First, Jacob suggests that managers lead from the front meaning “we’re all in this together and none of us are too good to do anything needed to help this company succeed”. I couldn’t agree more.  If your garbage is full, take it out.

In his next point, Morgan said that understanding technology is very important.  I have had first hand experience with upper-level management in large corporations who don’t even understand Facebook, let alone the latest apps, SmartStuff or trends. And there are still a good number of folks in today’s workplace who rebel against modern technology. What are these folks gonna do when they way to their unemployment filing comes through an app on a phone they don’t own?

Jacob’s next point was about leading by example. He’s saying basically that managers need to roll up their sleeves and do the job with their staff.  I have experience with this.  In my last job as a Sales Director at a car dealership, I frequently would run around the lots pulling up cars for my team, taking new cars back to be washed, driving cars to the gas station to fill them up, etc.  At first, my team was confused.  They wondered why I didn’t use a porter or ask them to handle these trivial duties.  The reason for my extra efforts was because I needed them to see that I wasn’t too good for anything and that as a manager, I was gonna help make their jobs easier so they could stay productive.

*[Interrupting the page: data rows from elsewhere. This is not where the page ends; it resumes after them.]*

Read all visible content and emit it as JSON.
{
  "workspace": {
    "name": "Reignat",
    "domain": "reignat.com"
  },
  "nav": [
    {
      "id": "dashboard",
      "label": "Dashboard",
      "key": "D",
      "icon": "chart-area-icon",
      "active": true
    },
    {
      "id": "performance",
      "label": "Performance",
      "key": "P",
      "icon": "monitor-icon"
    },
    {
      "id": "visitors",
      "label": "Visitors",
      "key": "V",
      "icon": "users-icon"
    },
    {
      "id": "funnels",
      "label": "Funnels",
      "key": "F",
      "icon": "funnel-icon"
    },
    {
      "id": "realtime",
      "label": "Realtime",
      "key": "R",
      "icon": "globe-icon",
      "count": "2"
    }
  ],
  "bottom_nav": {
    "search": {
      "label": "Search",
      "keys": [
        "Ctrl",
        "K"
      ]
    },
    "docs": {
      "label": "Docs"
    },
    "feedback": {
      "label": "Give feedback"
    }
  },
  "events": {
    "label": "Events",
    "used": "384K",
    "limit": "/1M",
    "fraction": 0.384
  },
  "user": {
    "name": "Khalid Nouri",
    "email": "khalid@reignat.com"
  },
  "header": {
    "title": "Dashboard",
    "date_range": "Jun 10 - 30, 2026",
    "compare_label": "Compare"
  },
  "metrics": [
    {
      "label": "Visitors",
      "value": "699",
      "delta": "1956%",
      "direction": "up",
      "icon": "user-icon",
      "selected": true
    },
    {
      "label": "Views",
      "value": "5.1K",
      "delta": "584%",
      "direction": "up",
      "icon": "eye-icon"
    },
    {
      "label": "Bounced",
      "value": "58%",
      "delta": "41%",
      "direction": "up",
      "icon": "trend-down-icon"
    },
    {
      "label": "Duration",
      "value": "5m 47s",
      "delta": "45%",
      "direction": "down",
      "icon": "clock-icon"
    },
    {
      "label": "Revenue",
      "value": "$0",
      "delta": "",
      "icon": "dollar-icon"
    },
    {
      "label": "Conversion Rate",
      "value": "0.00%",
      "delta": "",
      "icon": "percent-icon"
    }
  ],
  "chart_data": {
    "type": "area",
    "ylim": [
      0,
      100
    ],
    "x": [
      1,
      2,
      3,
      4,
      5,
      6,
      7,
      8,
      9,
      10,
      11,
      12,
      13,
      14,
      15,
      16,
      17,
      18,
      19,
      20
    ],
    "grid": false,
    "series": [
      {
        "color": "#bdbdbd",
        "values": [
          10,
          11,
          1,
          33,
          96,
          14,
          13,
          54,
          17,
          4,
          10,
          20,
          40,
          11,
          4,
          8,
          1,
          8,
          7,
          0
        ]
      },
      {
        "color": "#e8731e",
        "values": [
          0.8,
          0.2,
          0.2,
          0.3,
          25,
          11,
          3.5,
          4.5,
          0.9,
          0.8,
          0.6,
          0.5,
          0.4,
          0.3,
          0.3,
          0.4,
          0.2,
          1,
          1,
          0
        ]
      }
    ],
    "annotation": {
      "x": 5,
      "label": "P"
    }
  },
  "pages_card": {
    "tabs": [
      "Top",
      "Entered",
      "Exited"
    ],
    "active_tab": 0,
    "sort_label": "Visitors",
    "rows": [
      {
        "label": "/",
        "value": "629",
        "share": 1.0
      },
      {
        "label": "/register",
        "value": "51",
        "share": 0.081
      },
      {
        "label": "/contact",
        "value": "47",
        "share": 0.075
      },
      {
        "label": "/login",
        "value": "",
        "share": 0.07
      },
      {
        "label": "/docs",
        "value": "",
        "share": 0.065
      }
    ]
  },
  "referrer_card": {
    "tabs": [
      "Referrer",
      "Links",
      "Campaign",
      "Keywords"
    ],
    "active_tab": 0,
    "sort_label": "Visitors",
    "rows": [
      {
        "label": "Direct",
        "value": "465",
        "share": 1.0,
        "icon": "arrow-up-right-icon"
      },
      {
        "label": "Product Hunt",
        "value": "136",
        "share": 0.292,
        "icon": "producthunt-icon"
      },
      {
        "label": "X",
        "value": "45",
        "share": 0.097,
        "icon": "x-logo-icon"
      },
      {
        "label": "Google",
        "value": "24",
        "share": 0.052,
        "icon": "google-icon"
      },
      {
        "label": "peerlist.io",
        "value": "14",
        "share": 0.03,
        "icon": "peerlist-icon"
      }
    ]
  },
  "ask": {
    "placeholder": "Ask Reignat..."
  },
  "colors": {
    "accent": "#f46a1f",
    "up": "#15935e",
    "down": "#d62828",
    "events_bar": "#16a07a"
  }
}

Morgan then spoke about embracing vulnerability.  What he meant was, yesterday’s manager had to be strong, all about the rules and never allowed to show emotion. He wrote, “we aren’t running our organizations like the military anymore.” Being vulnerable is a quality that gives your staffer some peace at work.  Today’s employee works more efficiently when not threatened. To add to that, I want to remind you that we live in a different time and age, where relationships are all built around personal biographies on social media.  If managers of today want to connect with their team, they have to open up and bring them in to their world.

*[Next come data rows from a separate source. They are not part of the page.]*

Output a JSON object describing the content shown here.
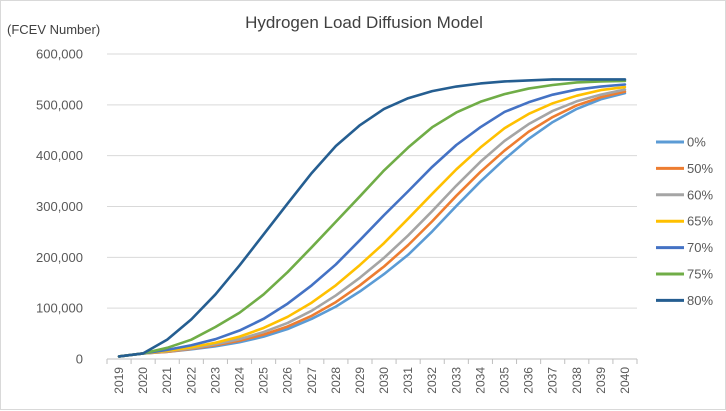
{
  "chart_data": {
    "type": "line",
    "title": "Hydrogen Load Diffusion Model",
    "ylabel": "(FCEV Number)",
    "xlabel": "",
    "ylim": [
      0,
      600000
    ],
    "yticks": [
      0,
      100000,
      200000,
      300000,
      400000,
      500000,
      600000
    ],
    "ytick_labels": [
      "0",
      "100,000",
      "200,000",
      "300,000",
      "400,000",
      "500,000",
      "600,000"
    ],
    "x": [
      "2019",
      "2020",
      "2021",
      "2022",
      "2023",
      "2024",
      "2025",
      "2026",
      "2027",
      "2028",
      "2029",
      "2030",
      "2031",
      "2032",
      "2033",
      "2034",
      "2035",
      "2036",
      "2037",
      "2038",
      "2039",
      "2040"
    ],
    "grid": true,
    "legend_position": "right",
    "series": [
      {
        "name": "0%",
        "color": "#5b9bd5",
        "values": [
          5000,
          11000,
          14000,
          19000,
          25000,
          33000,
          44000,
          59000,
          79000,
          103000,
          133000,
          167000,
          205000,
          251000,
          301000,
          349000,
          393000,
          433000,
          466000,
          492000,
          511000,
          523000
        ]
      },
      {
        "name": "50%",
        "color": "#ed7d31",
        "values": [
          5000,
          11000,
          14000,
          20000,
          27000,
          36000,
          48000,
          64000,
          85000,
          112000,
          145000,
          182000,
          224000,
          271000,
          321000,
          368000,
          410000,
          447000,
          476000,
          499000,
          515000,
          526000
        ]
      },
      {
        "name": "60%",
        "color": "#a5a5a5",
        "values": [
          5000,
          11000,
          15000,
          21000,
          29000,
          39000,
          53000,
          71000,
          95000,
          125000,
          160000,
          199000,
          243000,
          291000,
          341000,
          388000,
          429000,
          462000,
          488000,
          507000,
          520000,
          530000
        ]
      },
      {
        "name": "65%",
        "color": "#ffc000",
        "values": [
          5000,
          11000,
          16000,
          23000,
          32000,
          44000,
          61000,
          83000,
          111000,
          145000,
          185000,
          228000,
          276000,
          325000,
          373000,
          416000,
          454000,
          482000,
          503000,
          518000,
          529000,
          535000
        ]
      },
      {
        "name": "70%",
        "color": "#4472c4",
        "values": [
          5000,
          11000,
          18000,
          27000,
          39000,
          56000,
          79000,
          109000,
          145000,
          186000,
          234000,
          283000,
          330000,
          378000,
          421000,
          456000,
          486000,
          505000,
          520000,
          530000,
          536000,
          540000
        ]
      },
      {
        "name": "75%",
        "color": "#70ad47",
        "values": [
          5000,
          11000,
          22000,
          38000,
          63000,
          91000,
          127000,
          171000,
          220000,
          270000,
          320000,
          371000,
          416000,
          456000,
          485000,
          506000,
          521000,
          532000,
          539000,
          544000,
          546000,
          547000
        ]
      },
      {
        "name": "80%",
        "color": "#255e91",
        "values": [
          5000,
          11000,
          38000,
          78000,
          127000,
          184000,
          245000,
          306000,
          366000,
          419000,
          460000,
          492000,
          513000,
          527000,
          536000,
          542000,
          546000,
          548000,
          550000,
          550000,
          550000,
          550000
        ]
      }
    ]
  }
}
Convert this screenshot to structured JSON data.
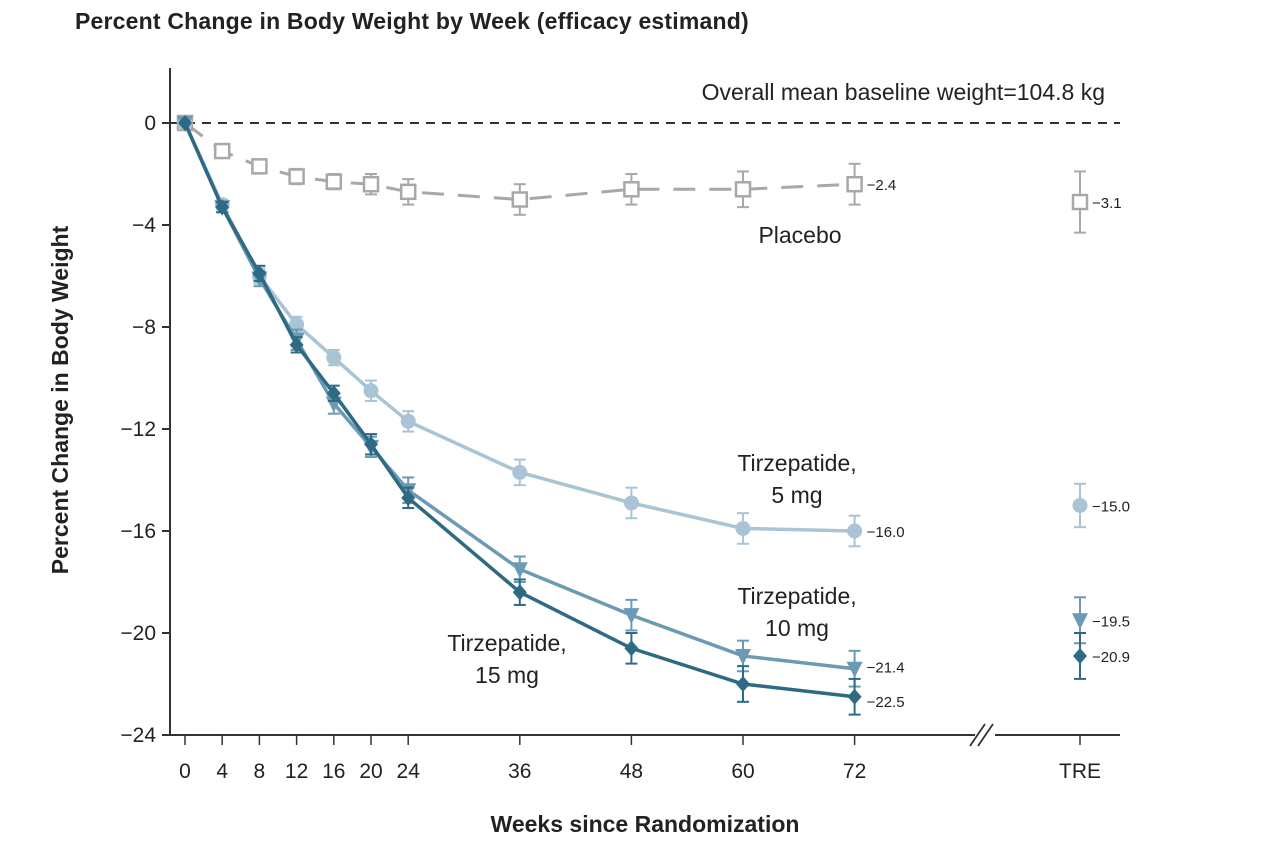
{
  "chart_data": {
    "type": "line",
    "title": "Percent Change in Body Weight by Week (efficacy estimand)",
    "xlabel": "Weeks since Randomization",
    "ylabel": "Percent Change in Body Weight",
    "annotation": "Overall mean baseline weight=104.8 kg",
    "x": [
      0,
      4,
      8,
      12,
      16,
      20,
      24,
      36,
      48,
      60,
      72
    ],
    "x_tick_labels": [
      "0",
      "4",
      "8",
      "12",
      "16",
      "20",
      "24",
      "36",
      "48",
      "60",
      "72",
      "TRE"
    ],
    "y_ticks": [
      0,
      -4,
      -8,
      -12,
      -16,
      -20,
      -24
    ],
    "y_tick_labels": [
      "0",
      "−4",
      "−8",
      "−12",
      "−16",
      "−20",
      "−24"
    ],
    "ylim": [
      -24,
      2
    ],
    "xlim": [
      0,
      72
    ],
    "grid": false,
    "reference_line": 0,
    "series": [
      {
        "name": "Placebo",
        "label_lines": [
          "Placebo"
        ],
        "marker": "open-square",
        "color": "#a8a8a8",
        "dashed": true,
        "values": [
          0,
          -1.1,
          -1.7,
          -2.1,
          -2.3,
          -2.4,
          -2.7,
          -3.0,
          -2.6,
          -2.6,
          -2.4
        ],
        "err": [
          0,
          0.2,
          0.2,
          0.3,
          0.3,
          0.4,
          0.5,
          0.6,
          0.6,
          0.7,
          0.8
        ],
        "end_label": "−2.4",
        "tre": -3.1,
        "tre_err": 1.2,
        "tre_label": "−3.1"
      },
      {
        "name": "Tirzepatide, 5 mg",
        "label_lines": [
          "Tirzepatide,",
          "5 mg"
        ],
        "marker": "circle",
        "color": "#a9c4d4",
        "values": [
          0,
          -3.2,
          -6.0,
          -7.9,
          -9.2,
          -10.5,
          -11.7,
          -13.7,
          -14.9,
          -15.9,
          -16.0
        ],
        "err": [
          0,
          0.2,
          0.3,
          0.3,
          0.3,
          0.4,
          0.4,
          0.5,
          0.6,
          0.6,
          0.6
        ],
        "end_label": "−16.0",
        "tre": -15.0,
        "tre_err": 0.85,
        "tre_label": "−15.0"
      },
      {
        "name": "Tirzepatide, 10 mg",
        "label_lines": [
          "Tirzepatide,",
          "10 mg"
        ],
        "marker": "triangle-down",
        "color": "#6a9ab4",
        "values": [
          0,
          -3.3,
          -6.1,
          -8.5,
          -11.0,
          -12.7,
          -14.4,
          -17.5,
          -19.3,
          -20.9,
          -21.4
        ],
        "err": [
          0,
          0.2,
          0.3,
          0.4,
          0.4,
          0.4,
          0.5,
          0.5,
          0.6,
          0.6,
          0.7
        ],
        "end_label": "−21.4",
        "tre": -19.5,
        "tre_err": 0.9,
        "tre_label": "−19.5"
      },
      {
        "name": "Tirzepatide, 15 mg",
        "label_lines": [
          "Tirzepatide,",
          "15 mg"
        ],
        "marker": "diamond",
        "color": "#2e6a84",
        "values": [
          0,
          -3.3,
          -5.9,
          -8.7,
          -10.6,
          -12.6,
          -14.7,
          -18.4,
          -20.6,
          -22.0,
          -22.5
        ],
        "err": [
          0,
          0.2,
          0.3,
          0.3,
          0.3,
          0.4,
          0.4,
          0.5,
          0.6,
          0.7,
          0.7
        ],
        "end_label": "−22.5",
        "tre": -20.9,
        "tre_err": 0.9,
        "tre_label": "−20.9"
      }
    ]
  }
}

Finally, Jacob advises his readers to share the decision making process.  Make your workplace a collaborative environment so your team feels like they are making a difference and part of something bigger then just a 9-5 job.

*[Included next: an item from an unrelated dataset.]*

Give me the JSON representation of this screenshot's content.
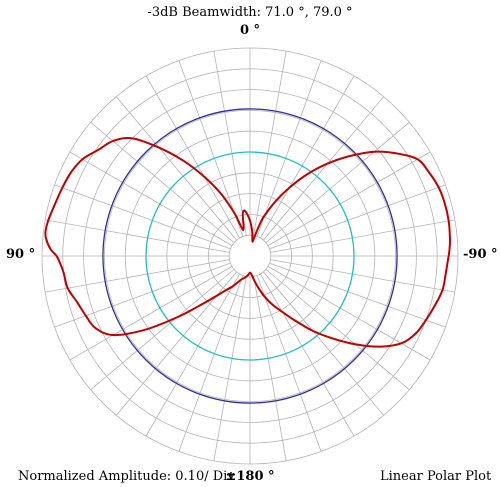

Great stuff.  I appreciated reading that this morning.

Before I wrap it up, I want to share a quickie with you from my Sales Director gig that I mentioned earlier.

I did very well as the director.  The majority of the team appreciated the fact that I was so engaged in their sales process and always doing whatever it took to help them succeed.  Seriously, all the points Jacob mentioned in his piece was exemplified in my day to day.

Unfortunately, no matter how hard you try, you’re not going to win everyone over.  You’ll never please everyone in life, even if it’s your goal to.

I had a couple of old timers on my staff that had decent sales numbers because of their many years in the game, but they were more ornery, negative and disruptive then anyone I’ve ever met. Their production kept them employed, but not one wanted to work with them.

I treated them the same way I treated the rest of the team, becoming actively involved with them, with their customers and helping wherever I could.  Somehow, I couldn’t win them over.  I threw them free sales deals (spoons) I got, I handled a lot of tedious tasks for them and always went to bat for them in management meetings. It didn’t make a difference.

Not only did they not like me, on one occasion they went over my head, trying to throw me under the bus with my boss by submitting a false accusation against me regarding my management decisions. Thankfully, I had written evidence that showed that their claim was ridiculous.  The unfortunate part of that situation was, when I produced the proof that vindicated me, the evidence also showed their performance as poor.  In other words, they ended up making themselves look worse–something I would have protected them from had we all played nice.

In any event, I moved on, left that gig and from what I’m told almost 6 months later, the company hasn’t been able to successfully fill my position.  No one they bring in has been able to do all the things I did.

And the most satisfying part of the whole thing is…both of those stubborn employees have telephoned me on several occasions telling me that they miss having me there and wish I was still their supervisor. Additionally, little birdies I know that still work in that office have advised me that the same two staffers who always moaned about me being their boss, now constantly moan that they wish I was still their boss.

The lesson here?  Be true to the modern-day management style and your team will appreciate you–even if it takes some of them longer then others.